There are a number of reasons why this error might appear in 1.11 in a script that compiled fine in earlier versions.

String is too big

Earlier versions of SourcePawn incorrectly computed the size of string arrays. For example, char x[3] was internally calculated as four bytes. This has been fixed in 1.11. Plugins relying on this incorrect calculation will no longer compile.

Here are some examples of code that used to work, but don't anymore:

char a[1] = "0"; // Error: "0" is two bytes

char b[5];
b = IsClientInGame(client) ? "true" : "false"; // Error: "false" is 6 bytes

char buffer[4];
GeoipCode2(ip, buffer); // Error: char[3] is needed, but user gave char[4]

For international plugins, remember that utf8 strings can occupy more bytes than characters. You can use sizeof() to check the true size of a string.

Multi-dimensional with initializers

The following code will no longer work and will report error 47:

char WeaponNames[][] = {"awp", "rocket_launcher"};
char weapon[32] = WeaponNames[0]

The reason is that the final rank of the array has two different sizes, 4 bytes (for "awp") and 16 bytes (for "rocket_launcher"). Therefore the size of the last dimension is not known at compile-time. There are a few ways to work around this.

First, you can use a hardcoded size:

char WeaponNames[][32] = {"awp", "rocket_launcher"};
char weapon[32] = WeaponNames[0]

Second, you can use strcopy:

char WeaponNames[][] = {"awp", "rocket_launcher"};
char weapon[32]
strcopy(weapon, sizeof(weapon), WeaponNames[0])

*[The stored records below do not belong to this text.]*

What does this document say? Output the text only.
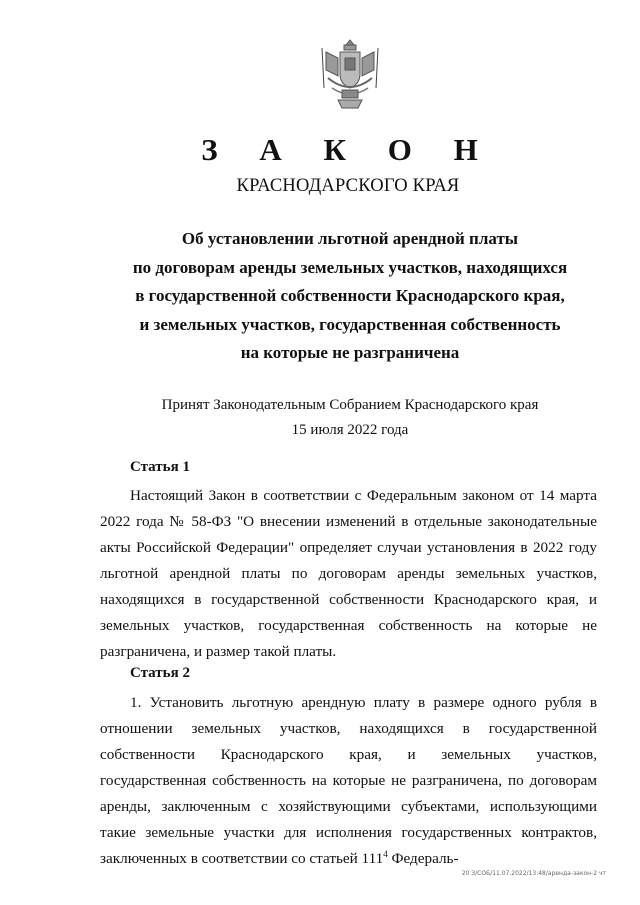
З А К О Н
КРАСНОДАРСКОГО КРАЯ
Об установлении льготной арендной платы
по договорам аренды земельных участков, находящихся
в государственной собственности Краснодарского края,
и земельных участков, государственная собственность
на которые не разграничена
Принят Законодательным Собранием Краснодарского края
15 июля 2022 года
Статья 1

Настоящий Закон в соответствии с Федеральным законом от 14 марта 2022 года № 58-ФЗ "О внесении изменений в отдельные законодательные акты Российской Федерации" определяет случаи установления в 2022 году льготной арендной платы по договорам аренды земельных участков, находящихся в государственной собственности Краснодарского края, и земельных участков, государственная собственность на которые не разграничена, и размер такой платы.

Статья 2

1. Установить льготную арендную плату в размере одного рубля в отношении земельных участков, находящихся в государственной собственности Краснодарского края, и земельных участков, государственная собственность на которые не разграничена, по договорам аренды, заключенным с хозяйствующими субъектами, использующими такие земельные участки для исполнения государственных контрактов, заключенных в соответствии со статьей $111^4$ Федераль-

20 З/СОБ/11.07.2022/13:48/аренда-закон-2 чт
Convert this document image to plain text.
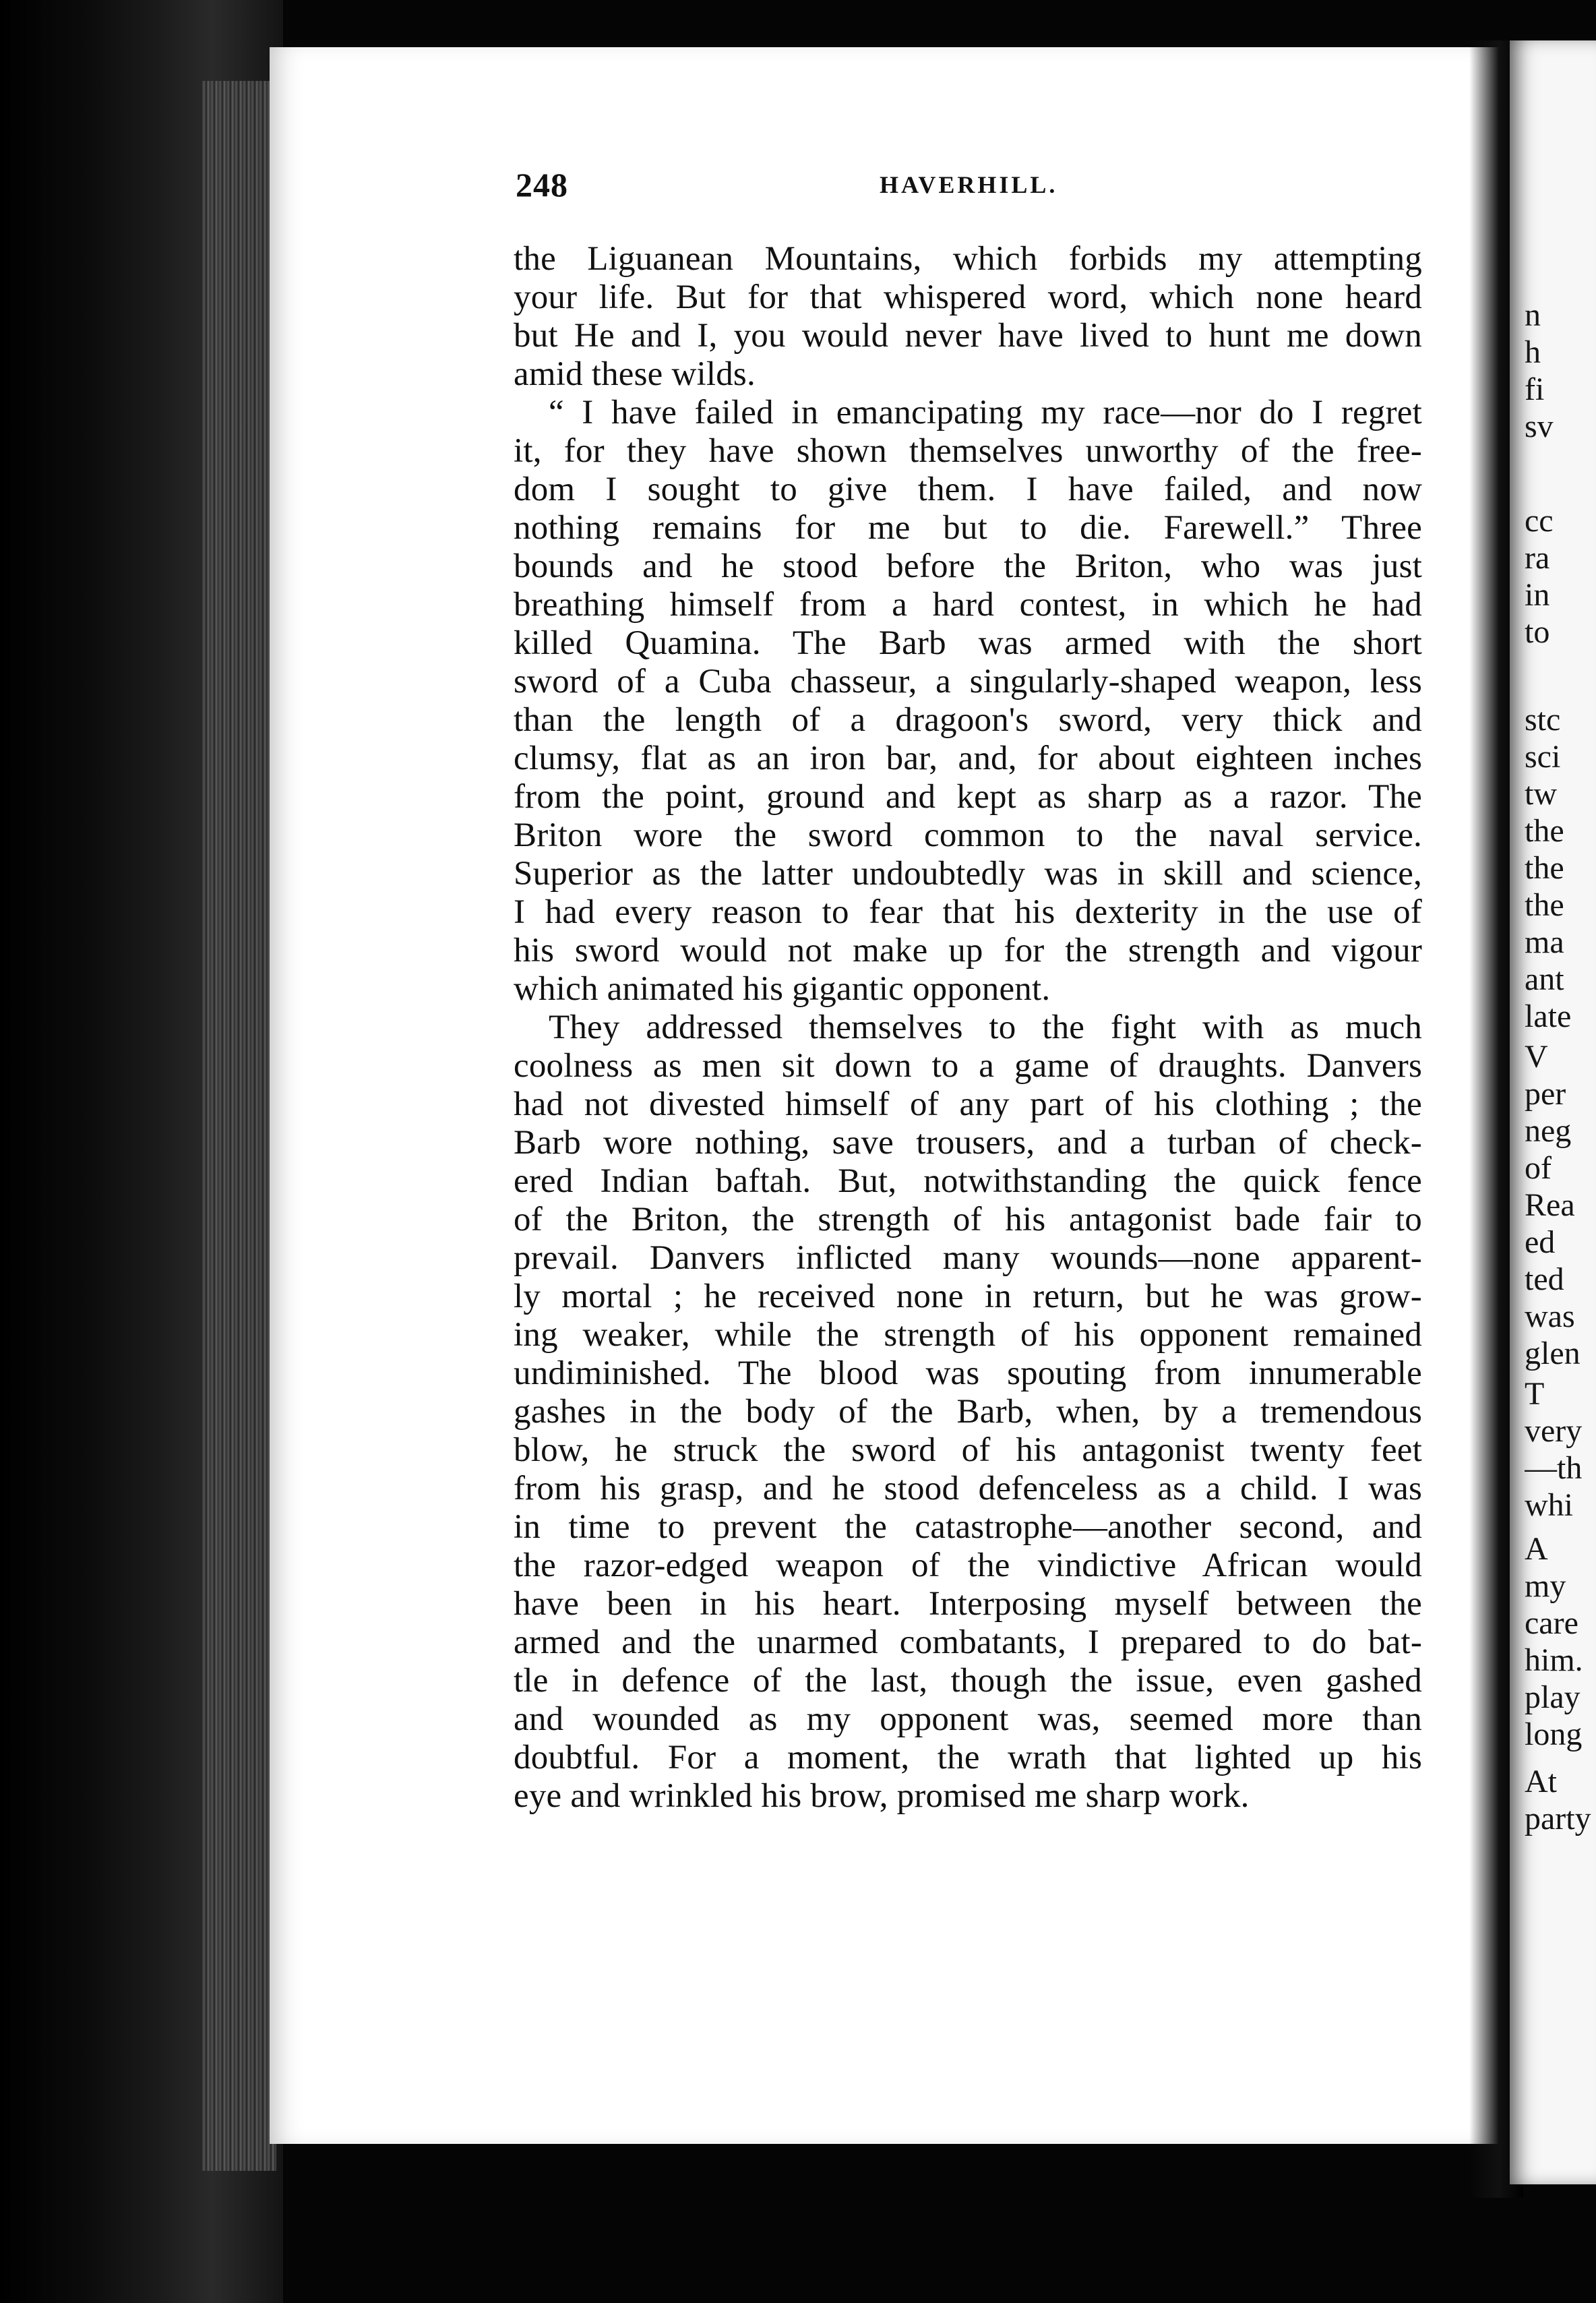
248	HAVERHILL.
the Liguanean Mountains, which forbids my attempting
your life. But for that whispered word, which none heard
but He and I, you would never have lived to hunt me down
amid these wilds.
“ I have failed in emancipating my race—nor do I regret
it, for they have shown themselves unworthy of the free-
dom I sought to give them. I have failed, and now
nothing remains for me but to die. Farewell.” Three
bounds and he stood before the Briton, who was just
breathing himself from a hard contest, in which he had
killed Quamina. The Barb was armed with the short
sword of a Cuba chasseur, a singularly-shaped weapon, less
than the length of a dragoon's sword, very thick and
clumsy, flat as an iron bar, and, for about eighteen inches
from the point, ground and kept as sharp as a razor. The
Briton wore the sword common to the naval service.
Superior as the latter undoubtedly was in skill and science,
I had every reason to fear that his dexterity in the use of
his sword would not make up for the strength and vigour
which animated his gigantic opponent.
They addressed themselves to the fight with as much
coolness as men sit down to a game of draughts. Danvers
had not divested himself of any part of his clothing ; the
Barb wore nothing, save trousers, and a turban of check-
ered Indian baftah. But, notwithstanding the quick fence
of the Briton, the strength of his antagonist bade fair to
prevail. Danvers inflicted many wounds—none apparent-
ly mortal ; he received none in return, but he was grow-
ing weaker, while the strength of his opponent remained
undiminished. The blood was spouting from innumerable
gashes in the body of the Barb, when, by a tremendous
blow, he struck the sword of his antagonist twenty feet
from his grasp, and he stood defenceless as a child. I was
in time to prevent the catastrophe—another second, and
the razor-edged weapon of the vindictive African would
have been in his heart. Interposing myself between the
armed and the unarmed combatants, I prepared to do bat-
tle in defence of the last, though the issue, even gashed
and wounded as my opponent was, seemed more than
doubtful. For a moment, the wrath that lighted up his
eye and wrinkled his brow, promised me sharp work.
n
h
fi
sv
cc
ra
in
to
stc
sci
tw
the
the
the
ma
ant
late
V
per
neg
of
Rea
ed
ted
was
glen
T
very
—th
whi
A
my
care
him.
play
long
At
party
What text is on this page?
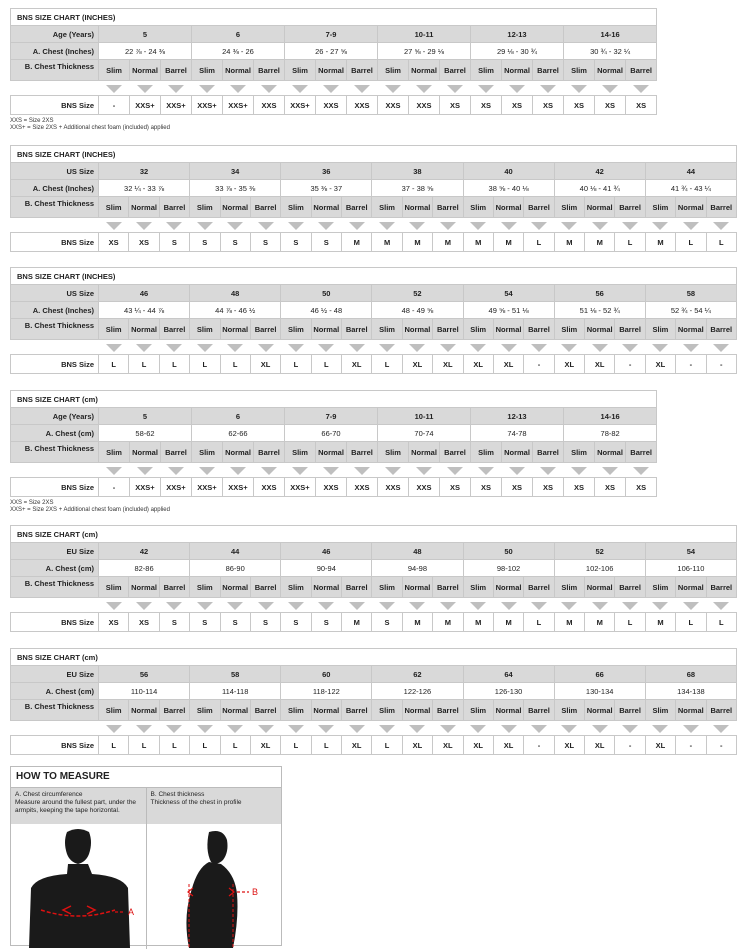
BNS SIZE CHART (INCHES)																		
Age (Years)	5			6			7-9			10-11			12-13			14-16		
A. Chest (Inches)	22 ⅞ - 24 ⅜			24 ⅜ - 26			26 - 27 ⅝			27 ⅝ - 29 ⅛			29 ⅛ - 30 ¾			30 ¾ - 32 ¼		
B. Chest Thickness	Slim	Normal	Barrel	Slim	Normal	Barrel	Slim	Normal	Barrel	Slim	Normal	Barrel	Slim	Normal	Barrel	Slim	Normal	Barrel

BNS Size	-	XXS+	XXS+	XXS+	XXS+	XXS	XXS+	XXS	XXS	XXS	XXS	XS	XS	XS	XS	XS	XS	XS
XXS = Size 2XS
XXS+ = Size 2XS + Additional chest foam (included) applied
BNS SIZE CHART (INCHES)																					
US Size	32			34			36			38			40			42			44		
A. Chest (Inches)	32 ¼ - 33 ⅞			33 ⅞ - 35 ⅜			35 ⅜ - 37			37 - 38 ⅝			38 ⅝ - 40 ⅛			40 ⅛ - 41 ¾			41 ¾ - 43 ¼		
B. Chest Thickness	Slim	Normal	Barrel	Slim	Normal	Barrel	Slim	Normal	Barrel	Slim	Normal	Barrel	Slim	Normal	Barrel	Slim	Normal	Barrel	Slim	Normal	Barrel

BNS Size	XS	XS	S	S	S	S	S	S	M	M	M	M	M	M	L	M	M	L	M	L	L
BNS SIZE CHART (INCHES)																					
US Size	46			48			50			52			54			56			58		
A. Chest (Inches)	43 ¼ - 44 ⅞			44 ⅞ - 46 ½			46 ½ - 48			48 - 49 ⅝			49 ⅝ - 51 ⅛			51 ⅛ - 52 ¾			52 ¾ - 54 ¼		
B. Chest Thickness	Slim	Normal	Barrel	Slim	Normal	Barrel	Slim	Normal	Barrel	Slim	Normal	Barrel	Slim	Normal	Barrel	Slim	Normal	Barrel	Slim	Normal	Barrel

BNS Size	L	L	L	L	L	XL	L	L	XL	L	XL	XL	XL	XL	-	XL	XL	-	XL	-	-
BNS SIZE CHART (cm)																		
Age (Years)	5			6			7-9			10-11			12-13			14-16		
A. Chest (cm)	58-62			62-66			66-70			70-74			74-78			78-82		
B. Chest Thickness	Slim	Normal	Barrel	Slim	Normal	Barrel	Slim	Normal	Barrel	Slim	Normal	Barrel	Slim	Normal	Barrel	Slim	Normal	Barrel

BNS Size	-	XXS+	XXS+	XXS+	XXS+	XXS	XXS+	XXS	XXS	XXS	XXS	XS	XS	XS	XS	XS	XS	XS
XXS = Size 2XS
XXS+ = Size 2XS + Additional chest foam (included) applied
BNS SIZE CHART (cm)																					
EU Size	42			44			46			48			50			52			54		
A. Chest (cm)	82-86			86-90			90-94			94-98			98-102			102-106			106-110		
B. Chest Thickness	Slim	Normal	Barrel	Slim	Normal	Barrel	Slim	Normal	Barrel	Slim	Normal	Barrel	Slim	Normal	Barrel	Slim	Normal	Barrel	Slim	Normal	Barrel

BNS Size	XS	XS	S	S	S	S	S	S	M	S	M	M	M	M	L	M	M	L	M	L	L
BNS SIZE CHART (cm)																					
EU Size	56			58			60			62			64			66			68		
A. Chest (cm)	110-114			114-118			118-122			122-126			126-130			130-134			134-138		
B. Chest Thickness	Slim	Normal	Barrel	Slim	Normal	Barrel	Slim	Normal	Barrel	Slim	Normal	Barrel	Slim	Normal	Barrel	Slim	Normal	Barrel	Slim	Normal	Barrel

BNS Size	L	L	L	L	L	XL	L	L	XL	L	XL	XL	XL	XL	-	XL	XL	-	XL	-	-
HOW TO MEASURE
A. Chest circumference
Measure around the fullest part, under the armpits, keeping the tape horizontal.
A
B. Chest thickness
Thickness of the chest in profile
B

warning 241: scalar assignment to array is deprecated

This warning will happen when the following pattern is detected:

int gNumKills[MAXPLAYERS + 1] = 0;

The error is that 0 is a scalar (a single value) being assigned to an array, which is illegal. The correct syntax is:

int gNumKills[MAXPLAYERS + 1] = {0, ...};

For 0 values (or false, or 0.0, or ""), an initializer is not needed at all:

int gNumKills[MAXPLAYERS + 1];

Since this pattern is quite common, we special-cased it so that it still works in 1.11 with a warning. In future versions it may become an error.

error 101: fixed dimensions must be after the array name, not on the type

The following code will trigger this error:

void GetVector(float[3] pos) {}

The brackets ([]) are in the wrong position. Next to the type, they indicate an array of unknown or any size. Next to the name, they indicate a fixed size. The correct syntax is:

void GetVector(float pos[3]) {}

error 165: cannot create dynamic arrays in static scope - did you mean to create a fixed-length array with brackets after the variable name?

The following code will trigger this error:

static float[3] sVector

This is similar to error 101 above. The brackets next to the type indicate an array of unknown size. When declaring a local variable in legacy syntax, the 3 indicates a dynamic array. Dynamic arrays aren't allowed in global or static scope. The correct syntax is:

static float sVector[3]

Preprocessor Changes

In earlier versions of SourcePawn, the preprocessor had visibility into things it shouldn't have, like local variables and enum names. This no longer works:

enum Blah {
};

#if defined Blah
    // ...
#endif

Instead, consider either removing your dependence on the preprocessor, or by introducing a new macro:

enum Blah {
};
#define BLAH_ENABLED

#if defined BLAH_ENABLED
    // ...
#endif

The old behavior only worked in earlier compilers due to an implementation quirk. The preprocessor was sharing symbol tables with the rest of the compiler, meaning it had access to the entire language state. This kind of thing does not work at all in a proper compiler pipeline because the preprocessing stage is textual, not semantic. In fact it is an entirely separate language. So with 1.11, the preprocessor can only see preprocessor state, not language state.

C++ Changes

Plugins compiled with SourcePawn 1.11 use a new internal representation for multi-dimensional arrays called "direct arrays". A new method, IPluginRuntime::UsesDirectArrays, has been added to detect this. For extensions that provide natives taking multi-dimensional arrays or invoke public functions with multi-dimensional arrays, it is necessary to check for direct arrays and just memory access appropriately.

Previously, the effective address for a[i][j] was a + i + a[i] + j. When UsesDirectArrays is true, the formula is a[i] + j.